L’un des principaux moteurs de cette déforestation est le cadre politique entourant l’Arco Minero de Orinoco (AMO), ou Arc minier de l’Orénoque. En 2016, le gouvernement du président Nicolás Maduro a illégalement créé l’AMO sans l’approbation de l’Assemblée nationale, en lui attribuant 12 % du territoire du pays – une superficie plus grande que le Portugal.
Cette mesure visait à donner à l’activité minière une apparence de légitimité et de réglementation. Cependant, l’AMO a poussé les activités minières dans des territoires bien au-delà de ses frontières supposées. Il s’agit notamment de zones protégées vierges, dont le parc national de Canaima, site du patrimoine mondial, où se trouvent les chutes Angel, la plus haute chute d’eau de la planète, et les territoires ancestraux de divers peuples autochtones, dont les Pemon, les Yanomami et les Yek’wana, entre autres.

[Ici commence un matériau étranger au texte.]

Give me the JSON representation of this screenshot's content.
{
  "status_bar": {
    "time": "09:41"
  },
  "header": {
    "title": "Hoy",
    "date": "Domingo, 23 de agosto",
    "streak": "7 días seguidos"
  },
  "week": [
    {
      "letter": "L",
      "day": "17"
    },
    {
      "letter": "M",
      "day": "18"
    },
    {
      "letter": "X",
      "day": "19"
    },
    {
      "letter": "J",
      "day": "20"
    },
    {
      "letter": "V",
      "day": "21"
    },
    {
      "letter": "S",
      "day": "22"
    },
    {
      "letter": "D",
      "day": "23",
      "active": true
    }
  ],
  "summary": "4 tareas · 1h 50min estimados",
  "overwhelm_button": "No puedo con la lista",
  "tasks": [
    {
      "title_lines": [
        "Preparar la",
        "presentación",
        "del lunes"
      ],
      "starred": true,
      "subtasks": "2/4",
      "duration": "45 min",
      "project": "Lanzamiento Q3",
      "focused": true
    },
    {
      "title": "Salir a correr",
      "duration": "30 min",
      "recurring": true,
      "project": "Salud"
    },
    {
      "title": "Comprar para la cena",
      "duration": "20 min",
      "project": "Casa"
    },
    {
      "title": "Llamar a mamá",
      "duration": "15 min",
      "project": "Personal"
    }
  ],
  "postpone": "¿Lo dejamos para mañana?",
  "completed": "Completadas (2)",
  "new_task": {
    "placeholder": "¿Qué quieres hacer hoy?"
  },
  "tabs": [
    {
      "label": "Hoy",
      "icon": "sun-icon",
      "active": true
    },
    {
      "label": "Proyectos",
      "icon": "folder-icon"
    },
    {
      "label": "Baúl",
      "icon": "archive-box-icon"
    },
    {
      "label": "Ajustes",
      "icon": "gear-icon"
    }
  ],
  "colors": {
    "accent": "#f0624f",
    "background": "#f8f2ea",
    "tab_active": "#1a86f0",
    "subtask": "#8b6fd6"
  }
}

Aujourd’hui, une ruée chaotique d’extraction de ressources naturelles – or, diamants, coltan et terres rares – dévaste l’Amazonie vénézuélienne et surtout la région du bouclier guyanais. L’AMO a encouragé l’exploitation minière informelle, en facilitant les processus d’autorisation et d’inspection et en permettant aux mines de contourner les réglementations environnementales. Dans ce cadre, des groupes armés illégaux alliés au gouvernement continuent de mener des opérations minières particulièrement destructrices, reversant une grande partie des richesses qu’ils extraient aux hauts responsables de l’armée et du gouvernement. Les autorités civiles et militaires qui répondent à Maduro et à sa clique contrôlent l’accès au carburant, au mercure, aux pompes à moteur et aux zones minières – et profitent largement de ce contrôle.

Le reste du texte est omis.